Он обернулся и увидел Штекера. Бертхольд запомнил его именно таким — высохшим, с зачёсанными назад волосами и глазами, в которых читалось только внимательное, почти болезненное присутствие, будто Штекер никогда не смотрел на людей без чётко понятной цели. Он был в чёрной рубашке и в чёрной бабочке, как всегда выделяясь среди людей.
— Ты вырос, — сказал Штекер, оглядев Бертхольда с головы до ног без тени смущения. — И, к моему профессиональному сожалению, перестал быть интересным пациентом.
— Жаль было вас разочаровывать, — ответил Бертхольд, чуть напрягшись.
— Напротив, — усмехнулся Штекер. — Разочаровывают обычно те, кто остался прежним, а ты изменился. Причём не так, как обычно меняются сыновья из благополучных семей.
— Поделитесь, как это происходит?
— Они расплываются вширь или становятся самодовольными. Иногда и то, и другое сразу. Ты же либо много терпишь, либо многое скрываешь. Часто это одно и то же.
Бертхольд неожиданно для себя улыбнулся.
— Вы всегда были наблюдательны.
— Это ты ещё не видел меня в плохом настроении.

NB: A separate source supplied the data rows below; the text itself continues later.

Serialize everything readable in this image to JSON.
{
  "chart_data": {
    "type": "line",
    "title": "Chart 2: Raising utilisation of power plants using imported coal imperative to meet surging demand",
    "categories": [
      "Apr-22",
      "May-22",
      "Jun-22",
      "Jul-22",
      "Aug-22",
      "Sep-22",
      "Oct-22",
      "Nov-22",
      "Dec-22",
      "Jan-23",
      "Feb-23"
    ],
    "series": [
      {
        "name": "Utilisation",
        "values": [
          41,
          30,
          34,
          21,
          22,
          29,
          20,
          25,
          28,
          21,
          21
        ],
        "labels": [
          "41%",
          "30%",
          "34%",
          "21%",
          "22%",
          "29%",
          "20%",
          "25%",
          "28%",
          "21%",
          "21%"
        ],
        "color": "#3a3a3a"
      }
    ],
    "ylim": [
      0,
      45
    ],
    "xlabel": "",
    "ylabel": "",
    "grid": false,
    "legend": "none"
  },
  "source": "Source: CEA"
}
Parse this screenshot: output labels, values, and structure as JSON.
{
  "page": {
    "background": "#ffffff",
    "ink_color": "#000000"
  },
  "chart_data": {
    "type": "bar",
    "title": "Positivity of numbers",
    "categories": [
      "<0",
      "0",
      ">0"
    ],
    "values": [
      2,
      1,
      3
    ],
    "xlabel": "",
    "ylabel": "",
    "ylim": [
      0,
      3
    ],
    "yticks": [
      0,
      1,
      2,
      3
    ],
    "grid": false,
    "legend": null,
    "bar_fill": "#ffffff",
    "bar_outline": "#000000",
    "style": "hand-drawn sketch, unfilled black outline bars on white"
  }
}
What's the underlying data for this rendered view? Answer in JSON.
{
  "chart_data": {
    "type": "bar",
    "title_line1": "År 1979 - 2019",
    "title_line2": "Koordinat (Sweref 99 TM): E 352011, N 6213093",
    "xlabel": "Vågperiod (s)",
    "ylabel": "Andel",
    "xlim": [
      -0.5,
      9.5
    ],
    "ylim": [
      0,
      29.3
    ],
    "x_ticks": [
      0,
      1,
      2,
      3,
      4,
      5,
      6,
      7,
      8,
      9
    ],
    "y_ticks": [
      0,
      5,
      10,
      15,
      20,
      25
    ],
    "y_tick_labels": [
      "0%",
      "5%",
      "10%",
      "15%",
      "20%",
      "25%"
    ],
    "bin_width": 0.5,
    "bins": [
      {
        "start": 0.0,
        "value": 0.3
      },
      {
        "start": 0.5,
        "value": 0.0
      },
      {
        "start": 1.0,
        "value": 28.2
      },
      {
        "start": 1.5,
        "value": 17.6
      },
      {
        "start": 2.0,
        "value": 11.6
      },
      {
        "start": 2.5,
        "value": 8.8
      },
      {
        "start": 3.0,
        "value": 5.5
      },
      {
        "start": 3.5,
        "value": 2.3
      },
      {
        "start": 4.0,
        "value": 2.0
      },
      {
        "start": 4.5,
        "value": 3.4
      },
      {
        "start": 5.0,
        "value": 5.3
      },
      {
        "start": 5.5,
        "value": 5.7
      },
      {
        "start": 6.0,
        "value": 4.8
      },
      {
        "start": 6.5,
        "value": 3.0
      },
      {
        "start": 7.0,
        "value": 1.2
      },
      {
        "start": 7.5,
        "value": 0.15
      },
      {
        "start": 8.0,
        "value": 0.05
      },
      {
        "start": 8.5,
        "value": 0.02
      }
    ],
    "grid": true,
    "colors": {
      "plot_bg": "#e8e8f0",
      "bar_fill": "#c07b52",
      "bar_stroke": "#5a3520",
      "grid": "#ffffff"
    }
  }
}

Тогда я совсем невыносим.
Штекер взял бокал со стола, но не пил, лишь поплёскивал вино.
— Чем ты сейчас занят, Берти? И прошу — без красивых формулировок. Я их ненавижу.
— Готовлюсь к поступлению в военное училище.
— Значит, всё-таки решил лечить мир тупоголовой силой?
— Я не питаю иллюзий, — сказал Бертхольд, стараясь звучать весомее. — Это вопрос структуры и порядка. Я хочу быть внутри системы, а не рядом с ней.
— Опасное желание, — заметил Штекер. — Ваша система редко благодарит тех, кто думает.
— Я буду стараться не выделяться. Мне об этом уже намекнули.
Штекер посмотрел на него чуть внимательней и пригладил тонкие усы.
— Ты не умеешь не думать, даже сейчас ты всё время оцениваешь этот разговор. Расслабься, Берти. Я тебе не мать и не экзаменатор.
— Вы были моим врачом.
— Именно, и не хочу поддерживать этот фарс.
Бертхольд почувствовал, как внутри поднимается раздражение и вместе с тем странный интерес.
— Это по меньшей мере неуважительно, герр Штекер, — заметил он.
— Однако наше совместное прошлое даёт мне определённую свободу, — он помолчал немного. — Ты стал красивым.
Бертхольд проморгался, не сразу осознав, что он говорит всерьёз.
— Это… не совсем уместно.
— Не кокетничай, — рассмеялся Штекер. — Я сказал «красивым», а не «привлекательным». Это разные вещи. Красиво, когда в человеке есть надрыв. В тебе он был и раньше, но теперь оформился.
— Это непрофессионально, герр Штекер.
— В данный момент я не врач, наш разговор не отплачен. Не делай вид, что не понимаешь разницы, — сказал Штекер и неожиданно пригласил прогуляться до набережной.
— Так ты хочешь в училище? — спросил он, подавая пальто. — Не в самое удачное время, надо сказать.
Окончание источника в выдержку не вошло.